It happened one day

Zubin D’souza

A long time ago when I was a younger man and far too naive than I used to let on, I got the awesome opportunity to apprentice with a world class chef.

Now this man was a legend! He had Michelin stars, he was forever in the news and he was a genius to boot. He was an extremely hard working chef and did not expect anything less from his crew.

To a young man like me, being in his presence was intimidating; akin to being faced with the wrath of god!

Anyway, long story short and I landed up at his kitchen on the appointed day. To be honest, everything was in a bit of a whirl. I had travelled thousands of miles, was now in a strange country, not yet cured of my jet lag and was staring at my first day in the scariest place on earth.

When I walk into the kitchen, there is not so much as an orientation. The burly chef steps up to me, throws a duster in my face and says: “You, brown boy, clean up the kitchen. I don’t want it looking like any of your slums when you are done okay!”

Well, young brown boy did not have much of a choice back then. The only reason I had spent half a year’s worth of wages and agreed to inure myself as an unpaid slave was for the education of a lifetime that I was about to receive.

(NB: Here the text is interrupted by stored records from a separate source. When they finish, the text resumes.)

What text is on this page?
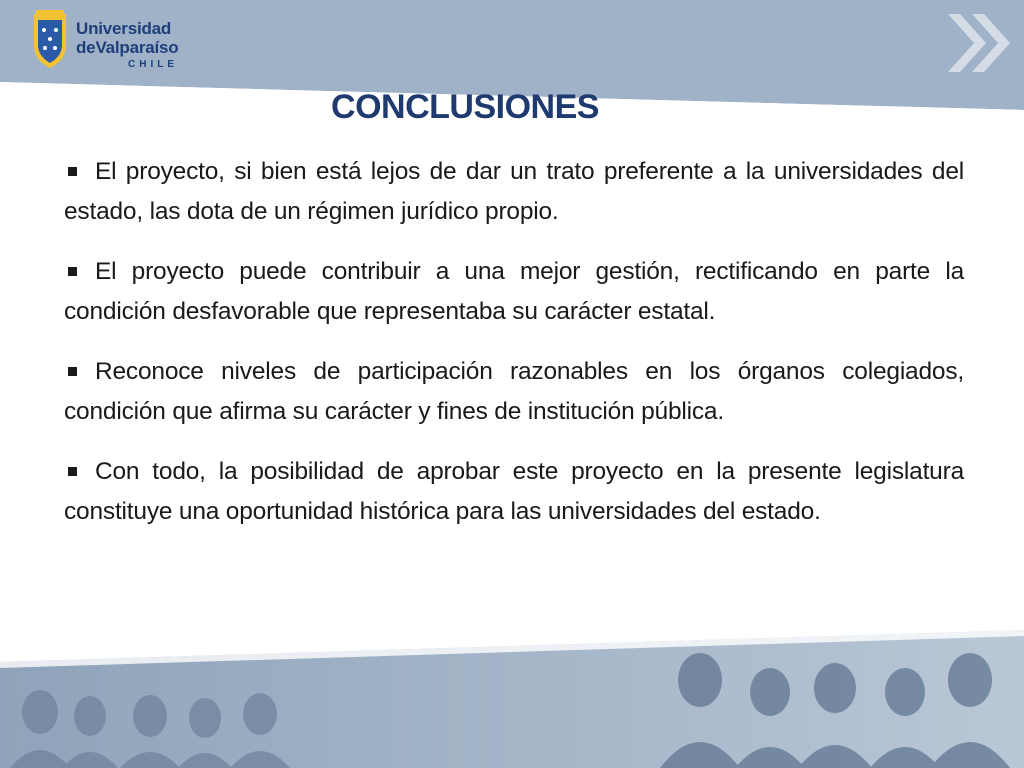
Universidad
deValparaíso
CHILE
CONCLUSIONES

El proyecto, si bien está lejos de dar un trato preferente a la universidades del estado, las dota de un régimen jurídico propio.

El proyecto puede contribuir a una mejor gestión, rectificando en parte la condición desfavorable que representaba su carácter estatal.

Reconoce niveles de participación razonables en los órganos colegiados, condición que afirma su carácter y fines de institución pública.

Con todo, la posibilidad de aprobar este proyecto en la presente legislatura constituye una oportunidad histórica para las universidades del estado.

The kitchen obviously needed a lot of cleaning and I put that down to the fact that probably there were not too many brown boys who wanted to come down there anyway.

I was quite surprised that the health department hadn’t as yet raided the establishment for flouting the norms. If you think that you know what a Hell’s Kitchen looks like; at this moment I was staring straight into the fiery bowels of hell itself.

There was grease so thick that I could barely see the original colour of the tiles.

This doyen of the culinary industry also employed the use of wood and coal rather artfully in his kitchen and soot from the ancient fireplace blended with the grime in a perfect flourish of cleaner agony!

So, anyway I started cleaning up the place and tried to stay out of everyone’s way as they prepped for what was going to be an extremely tough lunch service.

I tried to stay as optimistic as I could; I also avoided gagging over stuff that appeared putrid.

I understood the chef’s peccadillo for fresh ingredients; his kitchen seemed to have mushrooms growing in the corners.

Here was a kitchen that was the high altar of culinary greatness; where devotees waited years for a reservation and did not squirm at the several hundreds of dollars that they forked out for each

meal.

And there I was, in the middle of the kitchen, scrubbing it to some semblance of normalcy. I saw mouldy stuff in bottles that were consigned to the safety of the garbage cans and these were swiftly followed by knife blades that were missing handles, a chopping board that looked like it was brought back as a relic from Caesar’s campaigns and a small tray of a cornstarch and icing sugar mix.

When I was done, I was knackered but by the look of surprise on the faces of the team as they returned after their break, I knew that I had done a fantastic job.

Dinner service was about to begin and I was allocated my section. I was thrilled to be working on the entrees. It is not an entry level position which means that someone surely valued what potential they saw in me in the short time available to judge me.

Suddenly this culinary deity comes up to me, red in the face. He is yelling; profanities spewing out from his mouth in his native tongue. I think that this is probably the culture divide; he wants to thank me but since his race is known for their displays of passion I just don’t get it.

It is true that I didn’t quite get it.

The chef was truly upset with me; he thought I had stolen from him.

What could I have possibly wanted from him? But his stuff was missing and he wouldn’t rest till he found the thief.

After checking me thoroughly and the innocent look on my face, he knew that I wasn’t the one who had stolen from him.

Little did I know then that it was me who had caused him all his misery!

Do you remember that tray of cornstarch and icing sugar that I had thrown in the garbage bin? Well that was four hundred Euros worth of cocaine!

From that day on I never had to clean the kitchen more than necessary and I was never called ‘brown boy’ again!